Na legislatura seguinte, em março de 1926, o mesmo Senador renova a iniciativa, considerando que ainda se justificava mais a sua apresentação e aprovação do que na legislatura anterior. No projeto de lei propõe a «demissão de todos os empregados do sexo feminino que não provassem ter as habilitações literárias exigidas para os concursos de terceiro oficial dos Ministérios onde estão empregados, bem como os empregados do sexo feminino contratados como datilógrafos, sendo os lugares suprimidos». O mesmo projeto prevê ainda o abono de uma verba a atribuir uma única vez, a título de compensação.
As razões para o elevado número de mulheres contratadas resultavam, segundo refere, da mobilização dos homens para combaterem na Grande Guerra e depois, da necessidade de assegurar a subsistência de viúvas e filhos de combatentes mortos.
No debate então realizado, o Senador Fernando de Sousa do partido monárquico, manifesta discordância do projeto por não parecer justa a demissão em massa de muitas funcionárias dignas (de notar que é o único a designar o cargo no feminino), parecendo-lhe mais adequado remodelar os quadros dos serviços públicos. Na intervenção, não deixa, contudo, de contar um episódio a que assistiu e que designa de «picante»:
«Em 1919, tendo de tratar de um assunto no Ministério dos Abastecimentos, fui ali. O Ministro ainda não estava. Aguardei a sua chegada no gabinete dos secretários.
A folhas tantas vi entrar um grupo de três ou quatro meninas de saia curta e corpete decotado, enigmas pitorescos que pouco deixavam para adivinhar. Abancaram para concertar os termos em que deviam fazer uma representação pedindo que fosse levantada a suspensão de um empregado. Concertados no meio de grande galhofa os termos da representação, entraram para o gabinete do Ministro para escrever à máquina e era tal a risota lá dentro que parecia que havia ali um viveiro de canários, tal a alegria e desafogo joviais dessas meninas. Isto e muitos outros casos análogos são realmente escandalosos!

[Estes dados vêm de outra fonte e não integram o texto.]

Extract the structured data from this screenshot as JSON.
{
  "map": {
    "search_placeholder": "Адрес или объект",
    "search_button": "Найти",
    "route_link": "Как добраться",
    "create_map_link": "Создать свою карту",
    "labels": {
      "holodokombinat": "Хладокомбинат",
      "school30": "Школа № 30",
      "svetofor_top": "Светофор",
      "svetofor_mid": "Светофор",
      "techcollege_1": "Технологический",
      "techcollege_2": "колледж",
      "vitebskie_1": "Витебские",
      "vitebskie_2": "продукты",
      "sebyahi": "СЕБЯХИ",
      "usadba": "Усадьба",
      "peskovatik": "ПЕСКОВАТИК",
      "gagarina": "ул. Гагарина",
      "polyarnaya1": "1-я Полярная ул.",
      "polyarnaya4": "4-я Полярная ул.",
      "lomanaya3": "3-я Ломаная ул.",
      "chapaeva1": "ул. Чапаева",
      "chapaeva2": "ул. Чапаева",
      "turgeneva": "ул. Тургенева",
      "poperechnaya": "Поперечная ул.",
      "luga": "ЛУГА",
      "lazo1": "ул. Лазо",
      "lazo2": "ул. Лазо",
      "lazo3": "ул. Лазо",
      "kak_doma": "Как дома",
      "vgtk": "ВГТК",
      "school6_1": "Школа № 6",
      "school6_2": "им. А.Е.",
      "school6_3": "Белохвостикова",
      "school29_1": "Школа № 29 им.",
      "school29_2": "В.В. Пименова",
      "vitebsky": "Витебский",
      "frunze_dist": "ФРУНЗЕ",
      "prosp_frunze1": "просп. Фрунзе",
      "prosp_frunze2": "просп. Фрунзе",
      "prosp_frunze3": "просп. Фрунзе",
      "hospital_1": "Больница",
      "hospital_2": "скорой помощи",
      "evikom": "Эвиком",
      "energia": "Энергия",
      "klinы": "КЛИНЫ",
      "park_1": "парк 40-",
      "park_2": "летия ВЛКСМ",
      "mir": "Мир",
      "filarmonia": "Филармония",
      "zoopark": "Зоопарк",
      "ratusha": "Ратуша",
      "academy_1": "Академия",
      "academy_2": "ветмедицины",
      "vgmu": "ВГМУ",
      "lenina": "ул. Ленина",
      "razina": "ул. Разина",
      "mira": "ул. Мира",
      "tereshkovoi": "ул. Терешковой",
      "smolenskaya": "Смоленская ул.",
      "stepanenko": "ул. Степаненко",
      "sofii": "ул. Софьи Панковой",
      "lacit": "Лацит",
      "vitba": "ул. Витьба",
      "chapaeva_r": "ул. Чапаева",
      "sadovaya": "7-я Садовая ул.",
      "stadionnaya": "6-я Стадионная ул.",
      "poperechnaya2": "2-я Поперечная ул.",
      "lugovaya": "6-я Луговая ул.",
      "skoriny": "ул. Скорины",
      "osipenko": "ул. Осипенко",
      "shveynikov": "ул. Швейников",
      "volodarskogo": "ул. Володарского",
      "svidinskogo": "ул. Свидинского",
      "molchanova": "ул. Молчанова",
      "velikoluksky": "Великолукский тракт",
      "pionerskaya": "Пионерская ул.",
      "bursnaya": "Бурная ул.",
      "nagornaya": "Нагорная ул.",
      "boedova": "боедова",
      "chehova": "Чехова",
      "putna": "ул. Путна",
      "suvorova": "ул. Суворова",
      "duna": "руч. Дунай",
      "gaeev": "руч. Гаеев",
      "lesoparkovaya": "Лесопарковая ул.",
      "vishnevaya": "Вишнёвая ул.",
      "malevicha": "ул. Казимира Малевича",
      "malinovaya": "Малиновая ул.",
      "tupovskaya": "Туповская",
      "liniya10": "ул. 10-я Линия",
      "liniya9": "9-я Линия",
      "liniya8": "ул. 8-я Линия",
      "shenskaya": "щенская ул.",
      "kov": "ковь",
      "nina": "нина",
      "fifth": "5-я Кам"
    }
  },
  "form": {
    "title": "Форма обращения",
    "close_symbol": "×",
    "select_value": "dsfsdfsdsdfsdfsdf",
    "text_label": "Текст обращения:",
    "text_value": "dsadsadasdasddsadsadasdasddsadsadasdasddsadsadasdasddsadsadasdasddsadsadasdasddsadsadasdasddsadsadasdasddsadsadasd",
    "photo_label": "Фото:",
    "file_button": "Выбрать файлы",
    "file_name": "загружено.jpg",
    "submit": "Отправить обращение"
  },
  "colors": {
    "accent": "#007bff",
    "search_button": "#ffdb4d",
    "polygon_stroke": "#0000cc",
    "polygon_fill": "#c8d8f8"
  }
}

Querer de uma penada suprimir todos esses lugares, além de injustiça, parece--me violência. Não esqueçamos que nessa legião de dactilógrafas, se algumas há por cuja seriedade não se poderão pôr as mãos no fogo, outras merecem todo o respeito, pois são excelentes funcionárias e têm anos de bons serviços.
Sr. Presidente: o que importa é rever os quadros e diplomas relativos à admissão de funcionários. Hoje parece que os do sexo masculino quase não têm de fazer; tantas dactilógrafas se admitem que dir-se-ia terem eles apenas que se limitar a ler o que elas escrevem».

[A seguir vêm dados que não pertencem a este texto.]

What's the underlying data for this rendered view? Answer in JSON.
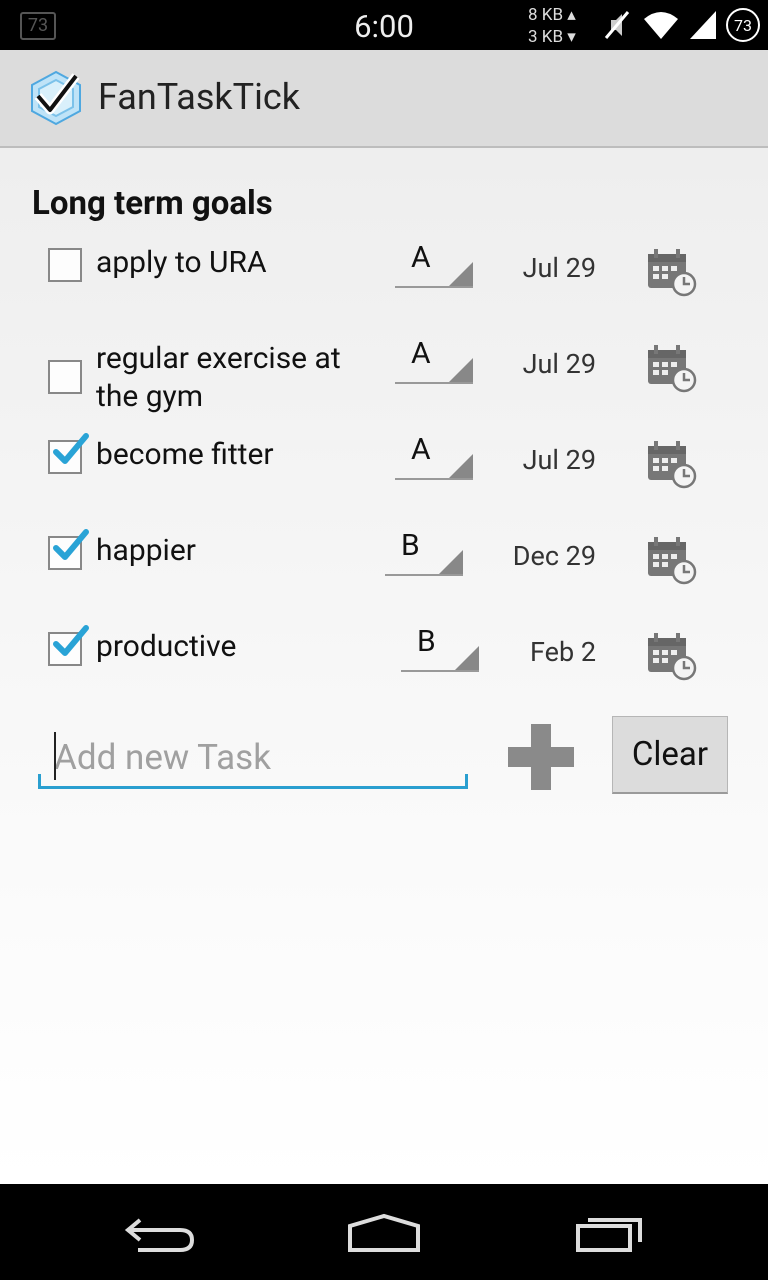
{
  "status_bar": {
    "time": "6:00",
    "notification_count": "73",
    "net_up": "8 KB ▴",
    "net_down": "3 KB ▾",
    "battery_level": "73",
    "icons": [
      "mute-icon",
      "wifi-icon",
      "signal-icon",
      "battery-icon"
    ]
  },
  "app": {
    "title": "FanTaskTick",
    "logo_icon": "checkmark-hexagon-icon"
  },
  "section": {
    "title": "Long term goals"
  },
  "tasks": [
    {
      "label": "apply to URA",
      "checked": false,
      "priority": "A",
      "date": "Jul 29"
    },
    {
      "label": "regular exercise at the gym",
      "checked": false,
      "priority": "A",
      "date": "Jul 29"
    },
    {
      "label": "become fitter",
      "checked": true,
      "priority": "A",
      "date": "Jul 29"
    },
    {
      "label": "happier",
      "checked": true,
      "priority": "B",
      "date": "Dec 29"
    },
    {
      "label": "productive",
      "checked": true,
      "priority": "B",
      "date": "Feb 2"
    }
  ],
  "new_task": {
    "placeholder": "Add new Task",
    "value": ""
  },
  "buttons": {
    "add_icon": "plus-icon",
    "clear_label": "Clear"
  },
  "nav": {
    "icons": [
      "back-icon",
      "home-icon",
      "recent-apps-icon"
    ]
  },
  "colors": {
    "accent": "#2a9fd0",
    "check": "#29a3d6",
    "action_bar": "#dcdcdc"
  }
}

Apesar de alguns Senadores concordarem com o excesso de funcionários públicos e com a necessidade de moralização dos serviços públicos, rejeitaram o projeto de lei, bem como uma moção apresentada pelo Senador Querubim Guimarães, que recomendava ao Governo que remodelasse os serviços públicos, por entenderem que já o estava a fazer.
Ana Vargas
[1] Fonte: Recenseamentos Gerais da População, citado no artigo «As Mulheres trabalhadoras em Portugal (1890-1970): as representações sobre o trabalho remunerado e o trabalho não remunerado numa perspetiva feminista», Virgínia Baptista e Paulo Marques Alves, XIV Jornadas Nacionais da História das Mulheres – IX Congresso Iberoamericano de Estudios de Genero, 29 de julho a 1 de agosto de 2019.